Hablamos de la condición humana, claro. Como sabemos de los mejores noir, ésta no se expresa en perfiles literariamente complejos, sino mediante el curso que describe cada personaje. La dirección de Denis Villeneuve desliga dichas trayectorias de las rutinas psicologistas del texto —padres traumatizados, policías sobrepasados por su trabajo— y las engarza en los mecanismos intrínsecos del género, de manera que estos procesan la vivencia del yo de cada personaje. Como en Incendies (2010), los protagonistas se definen choque a choque con un exterior agreste e inaprensible, obligados a trazar un mapa objetivo de sí mismos para reubicarse en el mundo. Si en aquella película se convertían en turistas de sus propias vidas merced a una trama al arbitrio de la Historia, en Prisioneros ninguno se libra de la condición del título. Todos se ven atrapados en un escenario inmóvil (la desaparición de las niñas) que luchan denodadamente por transformar. Pero ¿no es esta batalla de lo dinámico contra lo estático la esencia del thriller?

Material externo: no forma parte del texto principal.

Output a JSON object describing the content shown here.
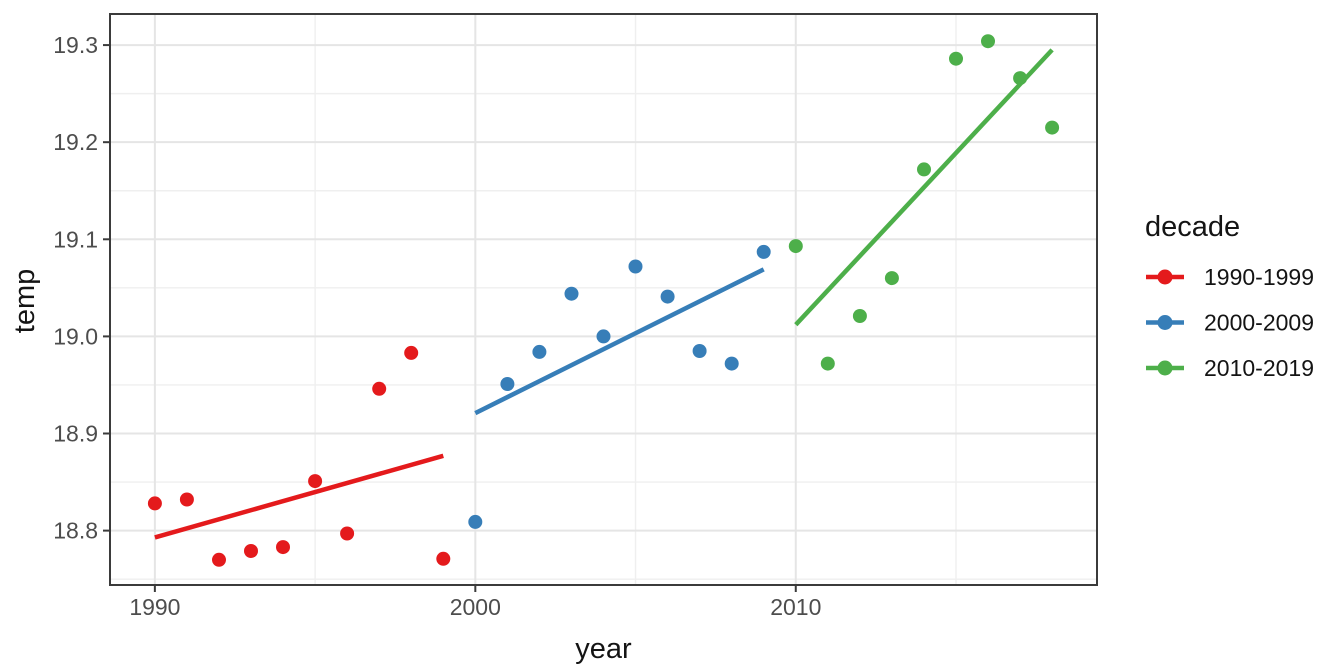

Villeneuve tiene su propia visión de cómo se relacionan ambos términos. Los análisis del policíaco a veces recurren a la idea de fauna para ilustrar la integración de los personajes y sus asuntos turbios en un determinado ecosistema moral y político, como si fueran derivados inevitables del mismo. Más allá de la metáfora, no está de más recordar que ningún animal se «integra» en su entorno, sino que resiste a sus continuas adversidades mientras puede. En Polytechnique (2009), basada en la matanza de estudiantes de Montreal de 1989, el canadiense se recrea en la autonomía de aquel infierno respecto a las reacciones de sus víctimas u otras intervenciones. El tiempo transcurre, pero las inclemencias del exterior se resisten a desaparecer. La fotografía de Roger Deakins en Prisioneros, apagada, de tonos contrastados y una profundidad de campo que saca la máxima espacialidad de los movimientos de grúa, parece confirmar esta brecha entre la esfera subjetiva de cada personaje y la realidad externa que la confina de modo inapelable.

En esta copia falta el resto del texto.